Rise Up | Wisdom from the Middle School Gym: One Heartedness

BY JIMMY HANNIGAN | April 8th, 2024
Today’s readings

Names used in this reflection have been changed to protect student confidentiality.

Today’s reading from Acts captures the community the early apostles created: “The community…was of one heart…great favor was accorded them all…there was no needy person among them.” Incredible! But…how?  

I am a middle school physical education teacher. It is an adventure with the goal of building community. 

11-13 year olds are growing rapidly and have the remarkable capacity to demonstrate disconnection of heart (picture a kid yelling “you stink” -true colorful language redacted-  at another kid after they drop a pass). They also demonstrate one-heartedness (picture 10 students huddling up to improve their capture the flag strategy).  What my students teach me about this journey to one-heartness is this: show up, let it be mucky, prioritize fun. 

One of my classes last year continuously struggled. I was a new teacher. The students were coming out of a pandemic. No matter how I structured the class, trying to get them to play a game of tag devolved into arguments over who did or didn’t get tagged and who tagged who too hard.
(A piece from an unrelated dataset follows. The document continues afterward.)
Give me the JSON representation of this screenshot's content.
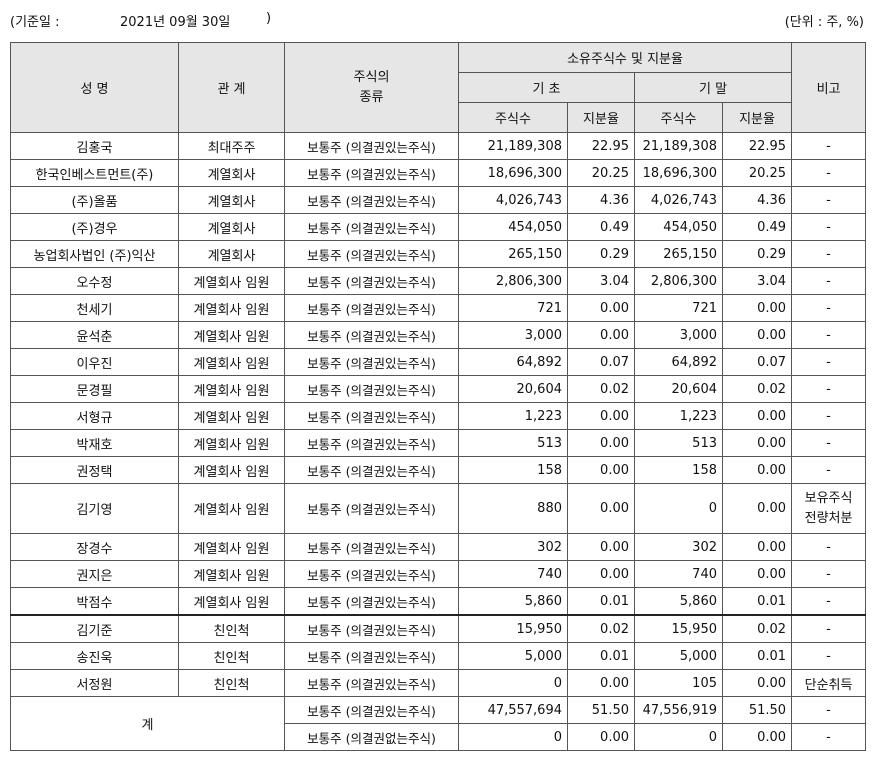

Most painful were the harsh words they spewed at each other. 

 

And yet, we showed up every week. It was messy. 

We made adjustments. Things slowly improved at the end of last year. 

We kept showing up. It was uncomfortable.

Incremental ebbs and flows. I asked for feedback. The students want more fun activities, more games. We adjusted.

We kept showing up. It was mucky. 

 

Then, last Friday. Floor hockey unit. The whole class played, their smiles intermixing with furrowed brows of focus as they followed the puck. Amos– whose kind heart hides underneath an obnoxious exterior he clumsily expresses in his lanky, growing frame– passes the puck. Fatima– an English language learner new to American sports– receives the puck and slaps it into the net. I had never seen them speak. Amos, ecstatic, runs over to Fatima and extends his hand for a high five. She’s concerned about COVID exposure, politely declines, yet they both nod and smile at each other.

 

One heart. 

When my students have one-heartness, it is, as Acts states, powerful.

Keep showing up. 

Let it be mucky. 

Make it fun. 

 

Where in your life do you feel inspired to co-create one-heartness?

1 reply
  1. Dr. Eileen Quinn Knight
    Dr. Eileen Quinn Knight says:

    As a retired University Professor what Jimmy Hannigan relates applie to many groups. It is a great notice of the Acts of the Apostles and the struggles they had to live a true life of surrender to God and working with each other. It is amazing to see the transformation that took place in the group as they went through the messy parts with perserverence and fun! They were the apostles I want to help create in all the groups I am in.without loosing that sense of fun or joy!